If ever the time comes, and may it be soon, when you make an unbiased investigation, as I did, of the charge that the Catholic Church tortured and burned heretics, you will find it to be of prejudicial, unhistoric origin. You will find that one of the axioms of the Catholic Church is "A sanguine abhorret Ecclesia" (the Church abhors bloodshed). Therefore priests are prohibited from practicing surgery, lest their anointed hand draw blood. Therefore priests refrain from deposing in capital proceedings. Evidence of this abhorrence of the shedding of blood on the part of the Church, was reported in the public press last month, on Washington's Birthday. It was in the story of Masses having been canceled for the day, in Danielson, Conn., on account of blood having been shed in the Church by a man who committed suicide therein. The edifice had to be reconsecrated before the sacred service, the Sacrifice of the Mass, could be celebrated on its altar.
I am not assuming to be an apologist for the manner in which persons found guilty of heresy were dealt with by the State during Spanish Inquisition days. I am no more such an apologist than I assume you to be an apologist for the strangling, stoning-to-death method of dealing with heretics, sexual sinners, etc., by order of the Jewish Church authorities, during the centuries when the Mosaic religion functioned as God's religion. The extreme penalties imposed upon Jews, and others, by the Spanish Government, were condemned by Pope Leo X, Paul III, Paul IV, and Sixtus IV, who reigned during Spanish Inquisition years. Pope Sixtus IV notified Ferdinand and Isabella that "mercy towards the guilty is more pleasing to God than the severity you are using."
The charge that the Catholic Church tortured and murdered heretics had come originally from anti-Catholic England. While Spain was guilty at times of imposing extreme punishment upon Jews and Moors, the number and severity of them never equaled those that were meted out to Catholics in anti-Catholic England. You will find evidence of this in William Cobbett's History of the Protestant Reformation, in which he shows that "Elizabeth alone put more persons to death in one year than did the Inquisition during the whole period of its existence." Another Protestant, Andrew Land, the well known Scottish historian said:---"Why all this bother among the Protestants about the Inquisition, when the Protestants themselves burned more witches in the 17th century in one country, either Scotland or Germany, take your choice, than the Spaniards put to death by Inquisition in 300 years?"

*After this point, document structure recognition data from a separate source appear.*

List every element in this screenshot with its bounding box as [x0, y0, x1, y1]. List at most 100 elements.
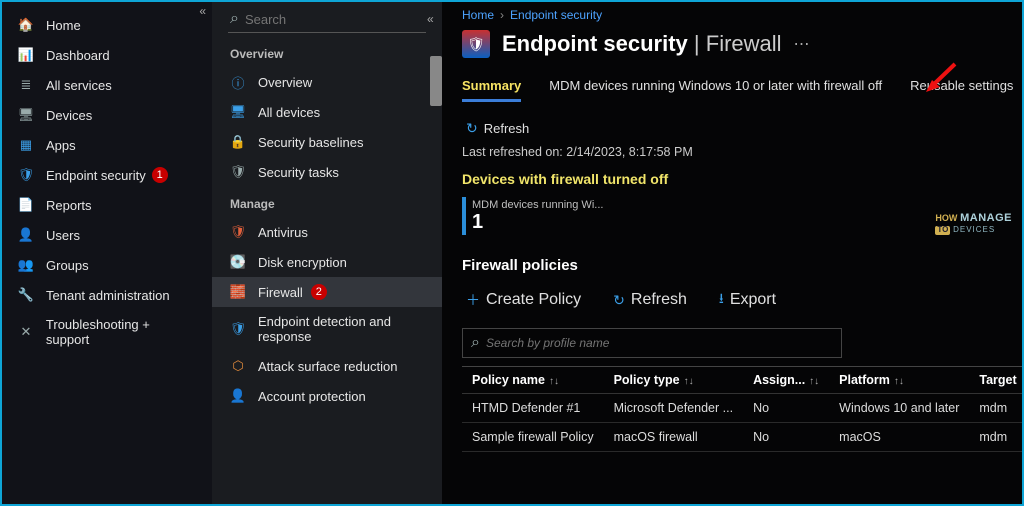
- scrollbar[interactable]: [430, 56, 442, 106]
- nav-item-tenant-administration[interactable]: 🔧 Tenant administration: [2, 280, 212, 310]
- export-button[interactable]: ⭳Export: [715, 286, 780, 314]
- nav-item-devices[interactable]: 🖥 Devices: [2, 100, 212, 130]
- sub-panel: ⌕ « Overview ⓘOverview🖥All devices🔒Secur…: [212, 2, 442, 504]
- sub-item-security-tasks[interactable]: 🛡Security tasks: [212, 157, 442, 187]
- search-icon: ⌕: [230, 10, 239, 28]
- nav-item-groups[interactable]: 👥Groups: [2, 250, 212, 280]
- sub-item-all-devices[interactable]: 🖥All devices: [212, 97, 442, 127]
- nav-item-dashboard[interactable]: 📊 Dashboard: [2, 40, 212, 70]
- refresh-button[interactable]: ↻ Refresh: [462, 118, 533, 139]
- nav-item-troubleshooting-support[interactable]: ✕Troubleshooting + support: [2, 310, 212, 354]
- sort-icon: ↑↓: [549, 376, 559, 387]
- breadcrumb-item[interactable]: Home: [462, 8, 494, 22]
- endpoint-security-icon: 🛡: [462, 30, 490, 58]
- subpanel-search-input[interactable]: [245, 12, 421, 27]
- sub-label: Attack surface reduction: [258, 359, 397, 374]
- create-policy-label: Create Policy: [486, 291, 581, 309]
- cell-type: macOS firewall: [604, 423, 744, 452]
- cell-type: Microsoft Defender ...: [604, 394, 744, 423]
- sub-label: Security tasks: [258, 165, 339, 180]
- sub-item-account-protection[interactable]: 👤Account protection: [212, 381, 442, 411]
- sub-icon: ⬡: [230, 358, 246, 374]
- sub-item-attack-surface-reduction[interactable]: ⬡ Attack surface reduction: [212, 351, 442, 381]
- sub-item-security-baselines[interactable]: 🔒Security baselines: [212, 127, 442, 157]
- sub-item-endpoint-detection-and-response[interactable]: 🛡 Endpoint detection and response: [212, 307, 442, 351]
- nav-label: Reports: [46, 198, 92, 213]
- col-target[interactable]: Target: [969, 367, 1022, 394]
- tab-reusable-settings[interactable]: Reusable settings: [910, 78, 1013, 102]
- subpanel-group-manage: Manage: [212, 187, 442, 217]
- nav-item-all-services[interactable]: ≣ All services: [2, 70, 212, 100]
- watermark: HOW MANAGE TO DEVICES: [935, 212, 1012, 235]
- cell-assign: No: [743, 423, 829, 452]
- sub-icon: 🧱: [230, 284, 246, 300]
- cell-platform: Windows 10 and later: [829, 394, 969, 423]
- nav-icon: 🔧: [18, 287, 34, 303]
- subpanel-search[interactable]: ⌕ «: [228, 6, 426, 33]
- table-row[interactable]: Sample firewall PolicymacOS firewallNoma…: [462, 423, 1022, 452]
- sub-item-disk-encryption[interactable]: 💽 Disk encryption: [212, 247, 442, 277]
- nav-label: All services: [46, 78, 112, 93]
- cell-platform: macOS: [829, 423, 969, 452]
- cell-name: HTMD Defender #1: [462, 394, 604, 423]
- refresh-policies-button[interactable]: ↻Refresh: [609, 286, 691, 314]
- nav-icon: ✕: [18, 324, 34, 340]
- col-platform[interactable]: Platform↑↓: [829, 367, 969, 394]
- policies-table: Policy name↑↓Policy type↑↓Assign...↑↓Pla…: [462, 366, 1022, 452]
- nav-item-reports[interactable]: 📄 Reports: [2, 190, 212, 220]
- sub-icon: 🖥: [230, 104, 246, 120]
- nav-icon: ≣: [18, 77, 34, 93]
- left-nav: « 🏠Home📊Dashboard≣All services🖥Devices▦A…: [2, 2, 212, 504]
- nav-icon: 👥: [18, 257, 34, 273]
- collapse-subpanel-icon[interactable]: «: [427, 12, 434, 26]
- nav-item-apps[interactable]: ▦Apps: [2, 130, 212, 160]
- sort-icon: ↑↓: [894, 376, 904, 387]
- table-row[interactable]: HTMD Defender #1Microsoft Defender ...No…: [462, 394, 1022, 423]
- nav-icon: 📊: [18, 47, 34, 63]
- sub-item-firewall[interactable]: 🧱Firewall2: [212, 277, 442, 307]
- create-policy-button[interactable]: ＋Create Policy: [462, 286, 585, 314]
- badge: 2: [311, 284, 327, 300]
- stat-bar: [462, 197, 466, 235]
- refresh-policies-label: Refresh: [631, 291, 687, 309]
- nav-item-users[interactable]: 👤 Users: [2, 220, 212, 250]
- badge: 1: [152, 167, 168, 183]
- refresh-label: Refresh: [484, 121, 530, 136]
- nav-icon: 🏠: [18, 17, 34, 33]
- subpanel-group-overview: Overview: [212, 37, 442, 67]
- col-assign-[interactable]: Assign...↑↓: [743, 367, 829, 394]
- sub-item-overview[interactable]: ⓘOverview: [212, 67, 442, 97]
- nav-label: Users: [46, 228, 80, 243]
- col-policy-type[interactable]: Policy type↑↓: [604, 367, 744, 394]
- firewall-off-heading: Devices with firewall turned off: [462, 171, 1022, 187]
- sub-label: Endpoint detection and response: [258, 314, 424, 344]
- nav-label: Devices: [46, 108, 92, 123]
- nav-label: Apps: [46, 138, 76, 153]
- nav-item-endpoint-security[interactable]: 🛡Endpoint security1: [2, 160, 212, 190]
- search-profile[interactable]: ⌕: [462, 328, 842, 358]
- tabs: Summary MDM devices running Windows 10 or…: [462, 78, 1022, 102]
- nav-label: Dashboard: [46, 48, 110, 63]
- sub-item-antivirus[interactable]: 🛡Antivirus: [212, 217, 442, 247]
- nav-icon: 🖥: [18, 107, 34, 123]
- sub-icon: 💽: [230, 254, 246, 270]
- nav-icon: 👤: [18, 227, 34, 243]
- more-icon[interactable]: ⋯: [794, 34, 810, 54]
- sort-icon: ↑↓: [809, 376, 819, 387]
- cell-target: mdm: [969, 394, 1022, 423]
- sub-label: Disk encryption: [258, 255, 347, 270]
- tab-mdm-devices-running-wind[interactable]: MDM devices running Windows 10 or later …: [549, 78, 882, 102]
- nav-label: Tenant administration: [46, 288, 170, 303]
- col-policy-name[interactable]: Policy name↑↓: [462, 367, 604, 394]
- breadcrumb-sep: ›: [500, 8, 504, 22]
- nav-item-home[interactable]: 🏠 Home: [2, 10, 212, 40]
- search-profile-input[interactable]: [486, 336, 833, 350]
- tab-summary[interactable]: Summary: [462, 78, 521, 102]
- breadcrumb: Home › Endpoint security: [462, 8, 1022, 22]
- sub-label: Account protection: [258, 389, 366, 404]
- sub-icon: 🛡: [230, 224, 246, 240]
- breadcrumb-item[interactable]: Endpoint security: [510, 8, 602, 22]
- nav-label: Home: [46, 18, 81, 33]
- sub-icon: 🛡: [230, 321, 246, 337]
- nav-icon: 📄: [18, 197, 34, 213]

Dr. Cecil Roth, the British Jewish historian, said in an address delivered in the Zionist Forum, Buffalo, New York, upon his visit to our country:---"Some Jews have the feeling that the papacy has a policy of persecuting Jews. But you must remember that English history is definitely anti-Catholic, and your views of Catholicism may have been colored by English history. We Jews who have suffered so much from prejudices, should rid our minds of prejudices and learn the facts. The truth is that the popes and the Catholic Church from the earliest days of the Church were never responsible for physical persecution of Jews, and only Rome, among the capitals of the world, is free from having been a place of Jewish tragedy. For this we Jews must have gratitude" (Feb. 25,1927).
Feed on this my dear Mr. Solomon, until we meet again through the Public Library copy of The Pilot, as there is one more answer to your queries to come. In the meantime beware, for where the prejudice is strong, the judgment is weak.